A beleza do silêncio
Contratados à última hora por razões obscuras, os Renaissance vieram a Vilar de Mouros demonstrar que, apesar de fora de moda, o chamado rock sinfónico ainda reúne muitos adeptos em Portugal. Fazendo uma música que integra elementos clássicos com algumas influências folk, possuidores de um som personalizado e forte todo ele construído em volta de Jon Camp (baixo) e da voz magnífica de Annie Haslam, os Renaissance podem na verdade não Ter deslumbrado, mas certo é que também não desiludiram.
Com os Durutti Column atingiu-se mais um momento privilegiado em Vilar de Mouros. Uma bateria e uma guitarra. De vez em quando um piano eléctrico. O uso e o abuso consciente do eco, como forma de definir um estilo, uma música. O eco. Luminoso e ondulante, marítimo e interior, a utilização exacerbada do eco assume nos Durutti Column um papel fundamental. A música do tempo interior. Apaziguante e bela. Comovente e frágil – a fragilidade dos titãs.
... Memória e silêncio jardins, flores e infância, com os Durutti Column a viagem faz-se, sim, mas para dentro. Em direcção ao tempo perdido.
O rodopio saboroso do caos
No Sábado, penúltimo dia do Festival, e antecedendo o último grande momento deste Vilar de Mouros 82, tivemos em versão reduzida uma actuação (a última?) dos GNR. No fundo, uma Anar Band revisitada e (felizmente) melhorada – talvez pela presença e força cénica e interpretativa de Rui Reininho; talvez pela ausência (no palco) de Jorge Lima Barreto.

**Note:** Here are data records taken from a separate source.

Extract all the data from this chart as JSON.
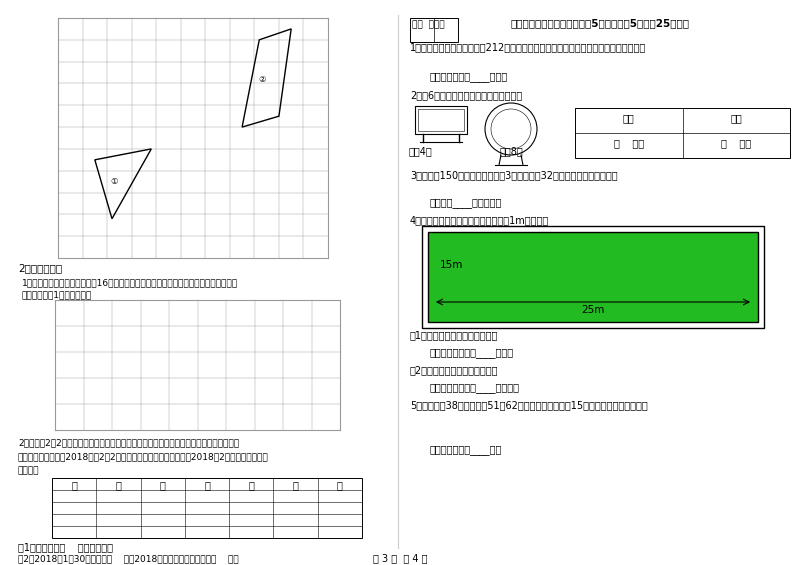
{
  "page_bg": "#ffffff",
  "page_width": 8.0,
  "page_height": 5.65,
  "dpi": 100,
  "score_box_text": "得分  评卷人",
  "section_title": "六、活用知识，解决问题（共5小题，每题5分，內25分）。",
  "q1_text": "1．用一根铁丝做一个边长为212厘米的正方形框架，正好用完。这根铁丝长多少厘米？",
  "q1_ans": "答：这根铁丝长____厘米。",
  "q2_text": "2．有6位客人用餐，可以怎样安排桌子？",
  "q2_table_h1": "圆桌",
  "q2_table_h2": "方桌",
  "q2_table_r1": "（    ）张",
  "q2_table_r2": "（    ）张",
  "q2_caption1": "每桌4人",
  "q2_caption2": "每桌8人",
  "q3_text": "3．一本书150页，冬冬已经看了3天，每天看32页，还剩多少页没有看？",
  "q3_ans": "答：还剑____页没有看。",
  "q4_text": "4．在一块长方形的花坛四周，铺上到1m的小路。",
  "q4_green_label_w": "15m",
  "q4_green_label_l": "25m",
  "q4_sub1": "（1）花坛的面积是多少平方米？",
  "q4_ans1": "答：花坛的面积是____平方米",
  "q4_sub2": "（2）小路的面积是多少平方米？",
  "q4_ans2": "答：小路的面积是____平方米。",
  "q5_text": "5．一个排瑤38元，一个篹51兢62元，如果每种都各争15个，一共需要花多少錢？",
  "q5_ans": "答：一共需要花____元。",
  "left_q2_title": "2．动手操作。",
  "left_q2_sub1": "1．在下面方格纸上画出面积是16平方厘米的长方形和正方形，标出相应的长、宽或边长",
  "left_q2_sub2": "（每一小格为1平方厘米）。",
  "left_q3_line1": "2．每年的2月2日是世界湿地日。在这一天，世界各国都举行不同形式的活动来宣传保护自",
  "left_q3_line2": "然资源和生态环境。2018年的2月2日是星期五，请你根据信息制作2018年2月份的月历，并回",
  "left_q3_line3": "答问题。",
  "calendar_headers": [
    "日",
    "一",
    "二",
    "三",
    "四",
    "五",
    "六"
  ],
  "left_q3_q1": "（1）这个月有（    ）个星期六。",
  "left_q3_q2": "（2）2018年1月30日是星期（    ），2018年的三八妇女节是星期（    ）。",
  "footer": "第 3 页  共 4 页",
  "green_color": "#22bb22",
  "grid_color": "#bbbbbb",
  "border_color": "#000000",
  "text_color": "#000000"
}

Por fim, os Rip Rip and Panic...
Um baterista epiléptico, um baixo black funky com visual rasta, eis a base de sustentação rítmica sobre a qual se iria fundar cada um dos temas. Um ritmo completamente infernal, cataratas do Niagara a domicílio, servindo de ponto de partida para o delírio de cada um.
...E com os Rip Rip and Panic estava, praticamente, o Festival terminado.. De facto, nem a Tom Robinson Band (chamada à última hora para substituir os Hawkwind, impedidos de vir por um dos seus elementos se ter ferido numa mão), nem A Certain Ratio, conseguiram conduzir o concerto em crescendo até aos eu final. Tom Robinson pode ser simpático, pode ser um mestre em fazer músicas catitas para pôr toda a gente a cantar, mas está longe, muito longe, de ser qualquer coisa mais do que isso ( o que jáo é pouco, podem dizer-me...); quanto aos A Certain Ratio, após tê-los visto, parece-me fazerem uma música demasiado pretensiosa, tendo em conta os resultados obtidos – que, convenhamos, foram bastante exíguos.